# Strings sortieren



## walter911 (11. Dez 2009)

Hallo,

ich habe 3 Bücher. Ein Buch setzt sich  zusammen aus Titel, Autor, ISBN und Preis.

dann soll durch einen inputdialog eingebgeben werden wonach sortiert werden soll. 1 für Titel, 2 für Autor, 3 für ISBN und 4 für Preis.

danach soll durch einen inputdialog eingegeben wonach sortiert werden soll. 1 für aufsteigend und 2 für absteigend.
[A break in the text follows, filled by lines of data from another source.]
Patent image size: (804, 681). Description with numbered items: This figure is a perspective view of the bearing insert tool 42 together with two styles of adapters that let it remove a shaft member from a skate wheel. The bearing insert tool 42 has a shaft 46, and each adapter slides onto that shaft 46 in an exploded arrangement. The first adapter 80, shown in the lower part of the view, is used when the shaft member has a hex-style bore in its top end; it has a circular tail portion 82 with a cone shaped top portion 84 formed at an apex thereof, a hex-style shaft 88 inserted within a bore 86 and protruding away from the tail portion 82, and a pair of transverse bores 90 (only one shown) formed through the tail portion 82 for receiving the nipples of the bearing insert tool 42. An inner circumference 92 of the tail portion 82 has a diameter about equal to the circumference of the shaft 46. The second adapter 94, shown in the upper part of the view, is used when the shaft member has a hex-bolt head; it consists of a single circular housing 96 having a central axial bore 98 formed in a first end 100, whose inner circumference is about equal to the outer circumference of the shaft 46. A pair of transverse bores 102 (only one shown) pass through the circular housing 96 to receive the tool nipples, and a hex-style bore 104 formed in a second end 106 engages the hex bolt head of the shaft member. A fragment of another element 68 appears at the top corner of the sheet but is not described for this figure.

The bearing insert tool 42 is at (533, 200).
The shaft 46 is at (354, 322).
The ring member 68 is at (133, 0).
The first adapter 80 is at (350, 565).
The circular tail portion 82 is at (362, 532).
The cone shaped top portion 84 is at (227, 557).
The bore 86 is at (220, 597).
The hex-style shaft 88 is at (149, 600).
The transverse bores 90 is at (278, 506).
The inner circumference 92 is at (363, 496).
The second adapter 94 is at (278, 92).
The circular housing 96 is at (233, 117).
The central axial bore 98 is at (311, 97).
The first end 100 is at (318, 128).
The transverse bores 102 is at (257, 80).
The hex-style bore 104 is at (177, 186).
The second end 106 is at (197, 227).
Wie kann ich das am besten lösen?

Buch1.titel
Buch1.autor
Buch1.isbn
Buch1.preis
sind die Variablen. Bei den anderen beiden Büchern steht anstatt der 1 halt eine 2 bzw. 3

Der erste input Dialog gibt ja Werte von 1-4 zurück. 
Das ich da if derersteinputdialog.equals("1") ... machn könnte weiß ich noch aber ich hab keine Ahnung wie ich das jetzt sortieren kann.


----------



## SlaterB (11. Dez 2009)

siehe auch
http://www.java-forum.org/java-basics-anfaenger-themen/92971-anfaenger-problem-sortieren.html

insbesondere auch den von dort verlinken Thread wobei die Lehrbuch-Lösung mit Comparable besser ist


----------



## walter911 (11. Dez 2009)

Danke. Ich hab mir das jetzt mal genauer angeschaut und glaube auch, dass auf der seite java blog buch im Prinzip der Lösungsweg steht. Ich weiß aber immernoch nicht genau wie ich das jetzt für mein Beispiel verwenden kann


----------



## walter911 (12. Dez 2009)

Hallo,
kann mir niemand genauer sagen was ich machen muss?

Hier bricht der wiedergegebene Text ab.